If you can do that work with a smile, you will build up enough trust with people that they will assuredly want to help you at the opportune moment—but don’t ask for that help until you are ready. When you can create great content, it will be a no-brainer for them to work with you.
It’s easy for me to connect the dots of my career in retrospect, but most of it started with getting into the right rooms with the right people.
I recently wrote a comic with a very successful author, but that road started by reconnecting with her in 2022 at 20Books, and it really began in 2015, when we were both running similar companies. My relationship with our publisher goes back years as well, and we’ve both grown our careers in parallel but on dimilar (different but similar) tracks.

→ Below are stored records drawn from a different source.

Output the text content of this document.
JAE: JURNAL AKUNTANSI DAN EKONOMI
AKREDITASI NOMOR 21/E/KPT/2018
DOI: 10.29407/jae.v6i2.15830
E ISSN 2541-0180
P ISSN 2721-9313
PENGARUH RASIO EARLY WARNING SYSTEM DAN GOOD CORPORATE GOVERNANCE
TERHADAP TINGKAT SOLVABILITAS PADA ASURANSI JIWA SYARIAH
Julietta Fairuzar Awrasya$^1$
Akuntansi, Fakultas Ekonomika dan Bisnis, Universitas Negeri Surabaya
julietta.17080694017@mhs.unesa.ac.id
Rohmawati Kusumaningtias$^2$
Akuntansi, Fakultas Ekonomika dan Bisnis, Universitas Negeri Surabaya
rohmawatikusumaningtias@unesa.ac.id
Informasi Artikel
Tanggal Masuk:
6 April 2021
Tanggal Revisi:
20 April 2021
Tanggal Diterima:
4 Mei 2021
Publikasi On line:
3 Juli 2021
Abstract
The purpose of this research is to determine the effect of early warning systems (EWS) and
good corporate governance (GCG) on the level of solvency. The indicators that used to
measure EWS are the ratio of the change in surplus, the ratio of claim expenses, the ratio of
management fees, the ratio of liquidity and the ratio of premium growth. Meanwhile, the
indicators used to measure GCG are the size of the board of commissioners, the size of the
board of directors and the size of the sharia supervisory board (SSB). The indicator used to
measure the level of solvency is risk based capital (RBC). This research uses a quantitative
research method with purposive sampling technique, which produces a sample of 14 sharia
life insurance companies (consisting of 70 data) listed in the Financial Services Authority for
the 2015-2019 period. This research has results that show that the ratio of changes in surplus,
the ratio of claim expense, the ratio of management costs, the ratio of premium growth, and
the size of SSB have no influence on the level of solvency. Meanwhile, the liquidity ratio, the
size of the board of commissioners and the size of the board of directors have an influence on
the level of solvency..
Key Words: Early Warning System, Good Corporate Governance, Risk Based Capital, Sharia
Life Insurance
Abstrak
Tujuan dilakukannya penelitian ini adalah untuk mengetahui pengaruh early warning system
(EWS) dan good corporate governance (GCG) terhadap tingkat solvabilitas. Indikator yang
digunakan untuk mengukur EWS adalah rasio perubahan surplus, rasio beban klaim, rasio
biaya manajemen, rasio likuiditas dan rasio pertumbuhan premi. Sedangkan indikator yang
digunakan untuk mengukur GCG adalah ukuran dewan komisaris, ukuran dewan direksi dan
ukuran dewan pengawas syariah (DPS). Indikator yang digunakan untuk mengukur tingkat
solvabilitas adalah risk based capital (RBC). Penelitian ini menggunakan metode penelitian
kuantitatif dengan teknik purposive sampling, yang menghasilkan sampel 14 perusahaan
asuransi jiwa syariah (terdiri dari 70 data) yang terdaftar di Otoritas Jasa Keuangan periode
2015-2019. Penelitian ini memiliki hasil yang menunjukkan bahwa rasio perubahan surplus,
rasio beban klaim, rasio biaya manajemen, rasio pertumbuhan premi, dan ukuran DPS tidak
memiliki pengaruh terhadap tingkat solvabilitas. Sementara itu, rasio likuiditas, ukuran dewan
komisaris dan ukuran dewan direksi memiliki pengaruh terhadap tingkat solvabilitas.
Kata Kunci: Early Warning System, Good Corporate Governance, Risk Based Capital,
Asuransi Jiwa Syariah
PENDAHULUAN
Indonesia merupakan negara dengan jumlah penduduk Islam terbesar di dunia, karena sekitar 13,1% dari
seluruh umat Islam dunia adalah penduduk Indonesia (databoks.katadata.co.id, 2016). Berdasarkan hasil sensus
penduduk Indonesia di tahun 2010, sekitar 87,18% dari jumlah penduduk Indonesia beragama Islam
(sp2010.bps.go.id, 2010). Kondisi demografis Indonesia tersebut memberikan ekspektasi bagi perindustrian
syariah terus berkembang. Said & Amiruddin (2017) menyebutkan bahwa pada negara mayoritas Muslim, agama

My partnership with Monica started in 2020, but it really started years before when I had her on my podcast.
I have maintained this idea for years that if I could know and hang out with enough smart people who were all on dimilar journeys, good things would happen. It wasn’t until I merged it with intention and planned serendipity that it all started to come together.
The planning is the events and the spaces I either join or build with intention. The serendipity is what happens when you get there and let life unfold.
The more I focus on growing the right audience and curating the right events, the more my business grows, and the more I feel like I’m on a solid path.
I don’t know what will happen from just about anything I do. I know that if I put certain projects out into the world, good things will come from them. It might sound terrifying, but it’s one of the most freeing things I’ve ever found.